I was caught up for all the right reasons wanting to do this well as if there was a rabbinic merit badge for pandemic response. But new waves crashed, receiving challenging news just before my first Zoom meditation. Despite having found the  “perfect words and teachings” my internet connection was faulty;  people kept yelling that they couldn’t understand me. Undone, I had to surrender my vision of perfection to the loss, powerlessness, and fear, regardless of expertise. I was reduced and uplifted to the most human version of myself. 

It was then I discovered these words, which Chodron put above her desk, “Only to the extent that we expose ourselves over and over to annihilation can that which is indestructible be found in us...It [is] all about letting go of everything.” 

The theology of undoing is embracing the counterintuitive notion that our strength lies in our vulnerability, that we bend like the reed and avoid the rigidity (and pride) of the cedar (Ta’anit 20b).  It is embracing imperfection even as it annihilates the ego; the idea of the rabbi with all of the answers and with all the salve for comfort.  It is leaning into the practice of confronting the paramount fear that we are not enough. We are enough.

If we walk this middle path with integrity to the “now” of our unfolding experience, then we can put down the insatiable need to do more and be more than what this moment calls for even when it is grief and even if it means to pause. The daunting nature of leading communities through a shelter-in-place quarantine with economic collapse on the horizon for many (and perhaps our own communities) and the loss of family and friends who may suffer or die alone with our rituals primarily on the screen should not be underestimated. We too, must grieve all of the losses, make time for silence, sit still, pray, let loose our expectations.

Engaging in practices that allow us to let go, I think about Rabbi Yochanan ben Zakkai, escaping Jerusalem in a coffin before it is destroyed. He engages in a series of risky deceptions and machinations for his own survival and that of Judaism itself. It is powerful and counterintuitive to see that our survival is connected to our community’s survival. But that is exactly what our CDC taskforce articulated.

On our second call, they shared priorities from which we should make decisions. The first one was to protect the leadership. “We must create policies that limit the risk to the rabbi and the staff because they are serving the common good of the community.”  Somehow in the rush, in my desire to be purposeful, I had neglected that my safety and well-being should somehow be considered.

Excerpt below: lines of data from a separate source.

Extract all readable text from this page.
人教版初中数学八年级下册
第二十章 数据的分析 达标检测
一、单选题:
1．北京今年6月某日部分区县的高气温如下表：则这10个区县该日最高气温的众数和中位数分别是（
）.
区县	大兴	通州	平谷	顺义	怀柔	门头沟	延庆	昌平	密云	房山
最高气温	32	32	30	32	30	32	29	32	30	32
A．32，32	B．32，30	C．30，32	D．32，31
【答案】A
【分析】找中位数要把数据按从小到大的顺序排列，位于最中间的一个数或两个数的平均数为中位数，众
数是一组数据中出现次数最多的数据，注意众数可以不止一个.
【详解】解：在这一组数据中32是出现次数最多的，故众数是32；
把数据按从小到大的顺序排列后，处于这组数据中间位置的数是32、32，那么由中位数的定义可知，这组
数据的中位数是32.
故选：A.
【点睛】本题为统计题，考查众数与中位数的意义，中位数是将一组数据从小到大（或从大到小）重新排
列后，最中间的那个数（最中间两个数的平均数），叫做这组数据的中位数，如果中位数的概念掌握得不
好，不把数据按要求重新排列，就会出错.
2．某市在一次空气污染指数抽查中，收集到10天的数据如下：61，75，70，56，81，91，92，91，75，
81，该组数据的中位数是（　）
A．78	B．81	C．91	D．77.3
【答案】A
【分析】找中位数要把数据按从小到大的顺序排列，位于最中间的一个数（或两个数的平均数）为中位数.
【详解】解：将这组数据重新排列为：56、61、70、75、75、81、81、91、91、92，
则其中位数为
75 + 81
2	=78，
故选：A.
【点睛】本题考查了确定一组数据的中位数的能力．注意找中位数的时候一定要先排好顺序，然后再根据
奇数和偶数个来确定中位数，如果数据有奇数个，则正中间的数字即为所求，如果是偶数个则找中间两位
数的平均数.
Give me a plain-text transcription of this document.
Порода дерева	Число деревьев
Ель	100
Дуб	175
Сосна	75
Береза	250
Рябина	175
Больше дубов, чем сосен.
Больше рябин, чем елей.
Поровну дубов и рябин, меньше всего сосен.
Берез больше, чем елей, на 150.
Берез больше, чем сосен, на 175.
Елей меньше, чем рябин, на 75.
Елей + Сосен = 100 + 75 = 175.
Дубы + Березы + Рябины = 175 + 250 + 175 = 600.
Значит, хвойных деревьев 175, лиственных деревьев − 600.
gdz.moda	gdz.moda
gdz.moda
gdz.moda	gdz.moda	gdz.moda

Perhaps considering your own well-being as central is a thought that comes naturally to some, but for others, the service of the rabbinate by definition comes with sacrifice. And even though the Torah of filling one’s well first is a regular teaching of mine, it is uncomfortable to admit that I have felt that sometimes it does not apply to me. The rabbinate does not grant immunity from the scariness, the anxiety, the humbling and the undoing of these times. We are not invincible and more bracingly, we too, can and will die. It is why I created a Facebook group for clergy, because even more than sharing resources, we need a place where we can safely come undone.

I have come to realize that my spiritual practices are not for their own sake, they should not be to sate my hunger for perfection or for the appearance that my life is under control. Rather, they are to awaken me to this moment, awe and wonder, my own undoing and strength.  I think of my ancestors who boarded boats to unknown destinations, who bartered for their existence, who took chances without any guarantees. They only did so, by relinquishing their control and creating the possibility of not knowing. They had a tragic optimism that allowed disappointment and fear to become only a part of their journey. They did not know where it would all end--and neither do we.  But we do have now.

Joshua Lesser (RRC ’99) is rabbi of Congregation Bet Haverim in Atlanta.